Töchterles Skepsis gegenüber dem Prestigeprojekt des oberösterreichischen Landeshauptmanns Josef Pühringer und neuen Doktorratsstudien an der Donauuni in Krems könnte ihn letztlich den Ministerjob gekostet haben, wird gemunkelt. Niederösterreichs Landeshauptmann Erwin Pröll lässt über seinen Sprecher Peter Kirchweger jede Einflussnahme auf die Töchterle-Absetzung dementieren. Es habe mit ihm eine hervorragende Zusammenarbeit gegeben, gerade beim Forschungszentrum IST. An Gerüchten, wonach Töchterle als möglicher Rivale Prölls für die nächsten Bundespräsidentenwahlen auf ein Nebengleis gestellt worden sei, sei nichts dran. Pröll bleibt laut eigenen Aussagen bis 2018 Landeshauptmann von Niederösterreich.

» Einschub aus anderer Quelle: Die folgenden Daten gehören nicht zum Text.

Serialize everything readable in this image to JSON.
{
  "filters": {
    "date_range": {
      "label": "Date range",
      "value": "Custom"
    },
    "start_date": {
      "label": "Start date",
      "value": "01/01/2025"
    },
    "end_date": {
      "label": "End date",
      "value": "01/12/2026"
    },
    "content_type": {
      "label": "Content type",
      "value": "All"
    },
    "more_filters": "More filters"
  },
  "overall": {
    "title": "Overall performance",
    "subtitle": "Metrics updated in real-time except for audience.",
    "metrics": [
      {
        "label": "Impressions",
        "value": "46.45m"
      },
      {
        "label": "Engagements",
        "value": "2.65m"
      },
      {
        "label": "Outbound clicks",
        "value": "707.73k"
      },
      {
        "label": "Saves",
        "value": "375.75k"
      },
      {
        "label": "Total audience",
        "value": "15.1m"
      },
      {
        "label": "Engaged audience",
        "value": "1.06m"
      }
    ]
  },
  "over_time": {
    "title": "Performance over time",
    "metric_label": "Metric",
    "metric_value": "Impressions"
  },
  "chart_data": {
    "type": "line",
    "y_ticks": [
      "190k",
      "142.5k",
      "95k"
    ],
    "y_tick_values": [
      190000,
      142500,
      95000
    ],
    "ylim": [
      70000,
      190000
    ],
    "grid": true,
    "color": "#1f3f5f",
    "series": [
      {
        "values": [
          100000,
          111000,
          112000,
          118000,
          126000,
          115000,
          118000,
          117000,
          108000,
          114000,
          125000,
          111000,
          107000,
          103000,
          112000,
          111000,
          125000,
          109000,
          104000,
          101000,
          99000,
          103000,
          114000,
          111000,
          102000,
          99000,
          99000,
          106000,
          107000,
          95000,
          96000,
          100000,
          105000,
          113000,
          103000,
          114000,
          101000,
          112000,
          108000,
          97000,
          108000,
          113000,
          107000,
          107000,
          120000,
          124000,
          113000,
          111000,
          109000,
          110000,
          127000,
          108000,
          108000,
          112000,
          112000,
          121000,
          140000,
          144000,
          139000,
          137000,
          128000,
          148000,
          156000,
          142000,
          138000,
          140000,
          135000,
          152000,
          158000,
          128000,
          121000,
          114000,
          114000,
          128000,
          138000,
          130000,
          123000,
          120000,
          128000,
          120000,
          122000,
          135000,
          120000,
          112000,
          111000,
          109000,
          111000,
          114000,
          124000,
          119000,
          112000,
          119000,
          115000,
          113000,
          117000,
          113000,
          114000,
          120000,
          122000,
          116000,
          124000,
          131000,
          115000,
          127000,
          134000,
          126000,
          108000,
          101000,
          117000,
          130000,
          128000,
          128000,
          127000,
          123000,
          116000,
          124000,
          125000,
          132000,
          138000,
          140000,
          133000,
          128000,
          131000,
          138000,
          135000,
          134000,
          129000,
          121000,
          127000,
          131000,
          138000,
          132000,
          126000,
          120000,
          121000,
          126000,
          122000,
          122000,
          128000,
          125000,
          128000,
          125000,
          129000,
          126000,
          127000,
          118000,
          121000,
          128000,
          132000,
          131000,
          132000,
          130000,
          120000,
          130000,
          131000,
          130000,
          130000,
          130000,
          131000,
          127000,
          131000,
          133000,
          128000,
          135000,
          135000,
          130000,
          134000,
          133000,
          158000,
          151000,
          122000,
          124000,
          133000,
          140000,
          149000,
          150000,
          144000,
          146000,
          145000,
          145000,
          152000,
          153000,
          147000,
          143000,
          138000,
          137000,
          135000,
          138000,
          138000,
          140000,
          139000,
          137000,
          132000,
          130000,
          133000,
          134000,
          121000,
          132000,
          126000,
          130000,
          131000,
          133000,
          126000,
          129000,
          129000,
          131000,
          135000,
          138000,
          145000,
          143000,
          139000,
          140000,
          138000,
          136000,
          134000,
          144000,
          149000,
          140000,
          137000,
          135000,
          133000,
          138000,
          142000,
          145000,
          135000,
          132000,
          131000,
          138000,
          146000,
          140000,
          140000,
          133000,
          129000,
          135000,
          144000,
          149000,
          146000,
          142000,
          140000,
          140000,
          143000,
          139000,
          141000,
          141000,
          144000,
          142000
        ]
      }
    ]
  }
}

Überraschend handzahm fällt die Stellungnahme von Josef Pröll als Präsident der Boltzmann-Forschungsgesellschaften aus. Die Zusammenlegung von Wissenschaft und Wirtschaft könne „Synergien und mehr Mittel“ bedeuten. Er habe keinerlei Vorbehalte, lässt er profil ausrichten.

„Völlig falsches Signal“
Der ehemalige Wissenschaftsminister Erhard Busek hält dagegen Spindeleggers Entscheidung „für ein völlig falsches Signal“. Noch immer funktioniere die Koordination der diversen heimischen Forschungseinrichtungen schlecht. „Unsere Universitäten treten miteinander in Konkurrenz, weil viele in der Forschung das Gleiche machen, statt sich die Arbeit aufzuteilen und verstärkt mit ausländischen Universitäten zu kooperieren.“

In internationalen Rankings, etwa im jährlichen Times Higher Education World University Ranking, rutschen die heimischen Universitäten immer weiter ab. Nur eine schafft es unter die Top 200. Während diese, die Hauptuniversität Wien, 2011 noch Platz 139 belegen konnte, reichte es heuer nur für den 170. Platz.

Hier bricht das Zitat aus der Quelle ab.